Abzuluchsen! Ein Kichern kämpfte sich ihre Kehle empor, aber im Grunde war ihr nicht nach Lachen zumute. Ihrer Mutter ebenfalls nicht, deren Unsicherheit Lyra spürte. Selbst Miranda wirkte weit weniger gelassen als sonst, nur Ian war die Ruhe selbst, als sie zu viert an den nahezu vollbesetzten Kirchenbänken Richtung Altar liefen. Vom Pfarrer war nichts zu sehen. Lyra hatte ihn als einen klugen und weltoffenen Theologen in Erinnerung, aber auch als Hardliner. Während der Konfirmationsstunden hatte sie sich ein Rededuell mit ihm geliefert, in dem es um den Begriff der Jungfräulichkeit ging. Sie hatte argumentiert, dass es im Zeitalter der Gleichberechtigung dann auch Jungmännlichkeit heißen musste, wenngleich sie es für völlig überholt hielt, Sex erst in der Ehe haben zu dürfen.
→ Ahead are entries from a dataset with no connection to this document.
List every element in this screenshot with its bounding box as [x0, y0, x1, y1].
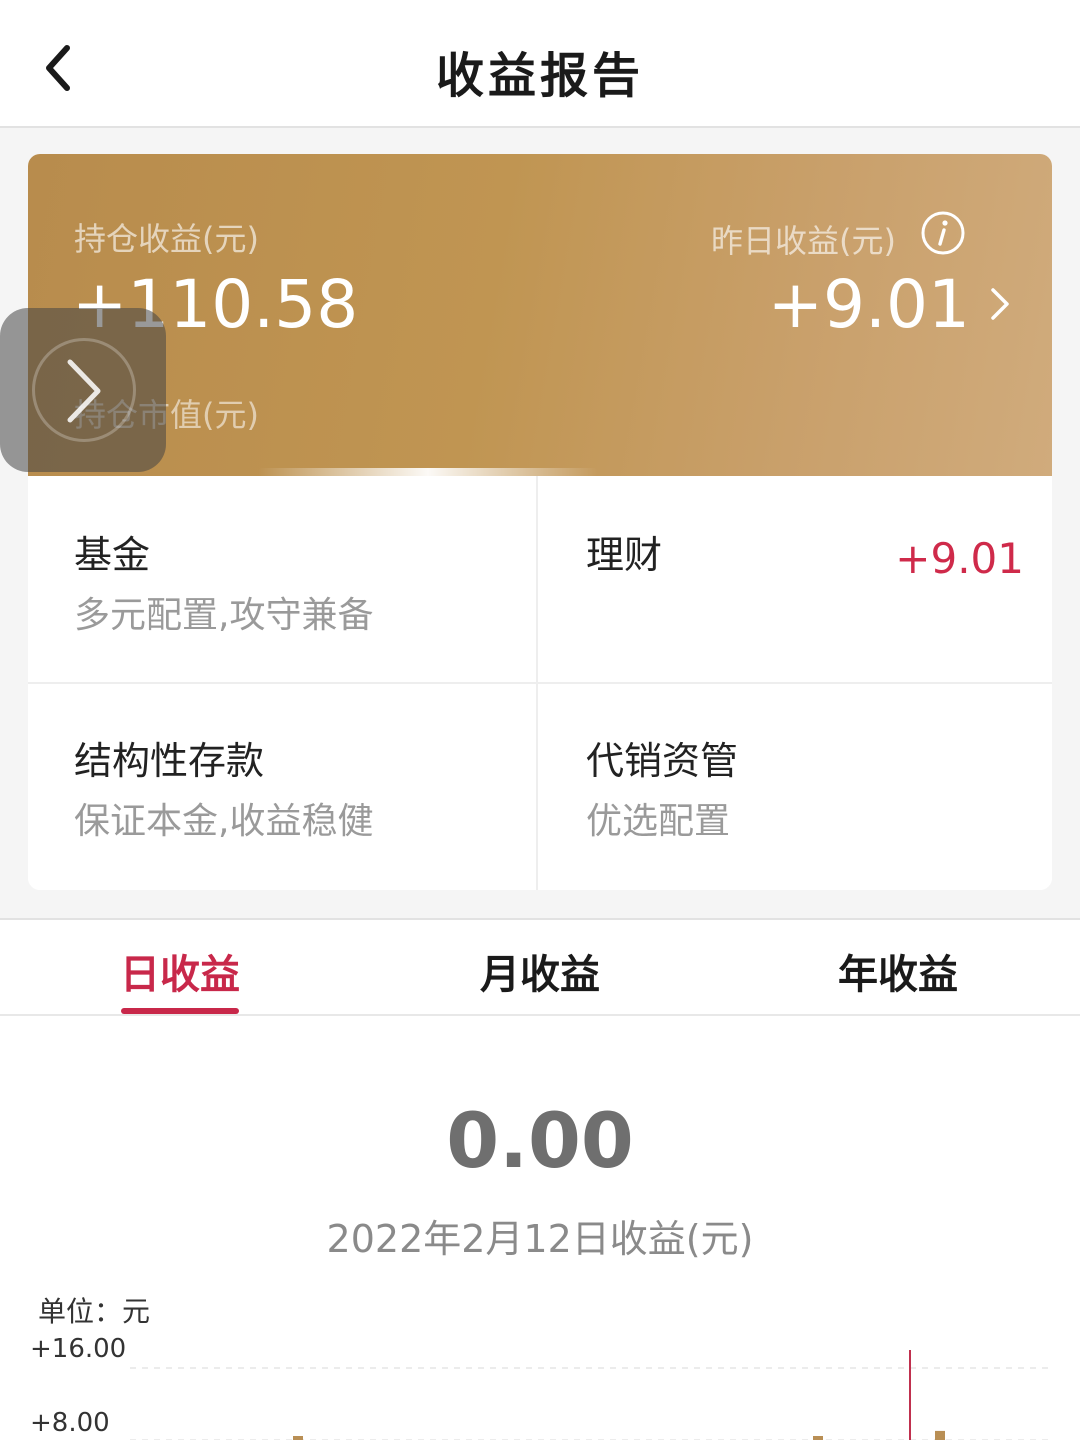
chart-bar[interactable]	[935, 1430, 945, 1440]
yesterday-earnings-label: 昨日收益(元)	[711, 222, 896, 260]
holding-earnings-label: 持仓收益(元)	[74, 220, 259, 258]
category-earnings-value: +9.01	[895, 534, 1024, 583]
earnings-tabs: 日收益 月收益 年收益	[0, 918, 1080, 1016]
banner-glow	[258, 468, 598, 476]
selected-earnings-date: 2022年2月12日收益(元)	[326, 1217, 754, 1261]
nav-bar: 收益报告	[0, 0, 1080, 128]
category-subtitle: 优选配置	[586, 801, 731, 842]
selected-earnings-value: 0.00	[446, 1096, 634, 1185]
chart-unit-label: 单位：元	[38, 1295, 151, 1328]
chevron-right-icon	[67, 359, 101, 423]
page-title: 收益报告	[435, 48, 644, 104]
floating-assist-button[interactable]	[0, 308, 166, 472]
earnings-card: 持仓收益(元) +110.58 持仓市值(元) 昨日收益(元) +9.01 基金…	[28, 154, 1052, 890]
daily-earnings-panel: 0.00 2022年2月12日收益(元) 单位：元 +16.00 +8.00	[0, 1016, 1080, 1440]
summary-banner: 持仓收益(元) +110.58 持仓市值(元) 昨日收益(元) +9.01	[28, 154, 1052, 476]
daily-earnings-chart[interactable]	[0, 1336, 1080, 1440]
chevron-right-icon[interactable]	[988, 284, 1012, 324]
category-fund[interactable]: 基金 多元配置,攻守兼备	[28, 476, 536, 682]
category-asset-management[interactable]: 代销资管 优选配置	[538, 684, 1052, 890]
yesterday-earnings-value[interactable]: +9.01	[768, 266, 970, 343]
info-icon[interactable]	[920, 210, 966, 256]
tab-monthly[interactable]: 月收益	[440, 942, 640, 1000]
category-title: 理财	[586, 533, 663, 577]
active-tab-indicator	[121, 1008, 239, 1014]
category-title: 代销资管	[586, 739, 739, 783]
grid-divider	[28, 682, 1052, 684]
category-title: 结构性存款	[74, 739, 265, 783]
category-wealth[interactable]: 理财 +9.01	[538, 476, 1052, 682]
category-subtitle: 多元配置,攻守兼备	[74, 595, 374, 636]
tab-yearly[interactable]: 年收益	[798, 942, 998, 1000]
category-subtitle: 保证本金,收益稳健	[74, 801, 374, 842]
category-structured-deposit[interactable]: 结构性存款 保证本金,收益稳健	[28, 684, 536, 890]
chart-bar[interactable]	[813, 1436, 823, 1440]
category-title: 基金	[74, 533, 151, 577]
chart-bar[interactable]	[293, 1436, 303, 1440]
tab-daily[interactable]: 日收益	[80, 942, 280, 1000]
Der Pfarrer war nicht gerade begeistert gewesen, hatte sie jedoch dazu ermuntert, weiter so frei zu denken und zu diskutieren. Zum Leidwesen ihrer Großmutter Regina, die sie gerade von der ersten Kirchenbank kalkbleich anstarrte, als wäre Lyra ein Geist. Sie schenkte der alten Dame beim Gedanken an die Psychiatrie und die Drohungen ein kaltes Lächeln und spürte dankbar Ians warme Hand, die ihre hielt. Er war ein Wolf und Lyra eine Katze, und doch verstanden sie sich, als wären ihre Schicksale so dicht miteinander verbunden, dass ihre tierische Gestalt lediglich eine Nebensächlichkeit darstellte.
Schön wär’s, dachte Lyra traurig und blickte hinter sich zu ihrer Mutter und Miranda. Die beiden hatten sich ebenfalls in die sprichwörtliche Schale geworfen, um das Hexenklischee zu bedienen und ihre Widersacher zu provozieren. Mit ihrem Auftritt wollten sie all jene aus der Reserve locken, die eine Gefahr für ihre Art darstellten.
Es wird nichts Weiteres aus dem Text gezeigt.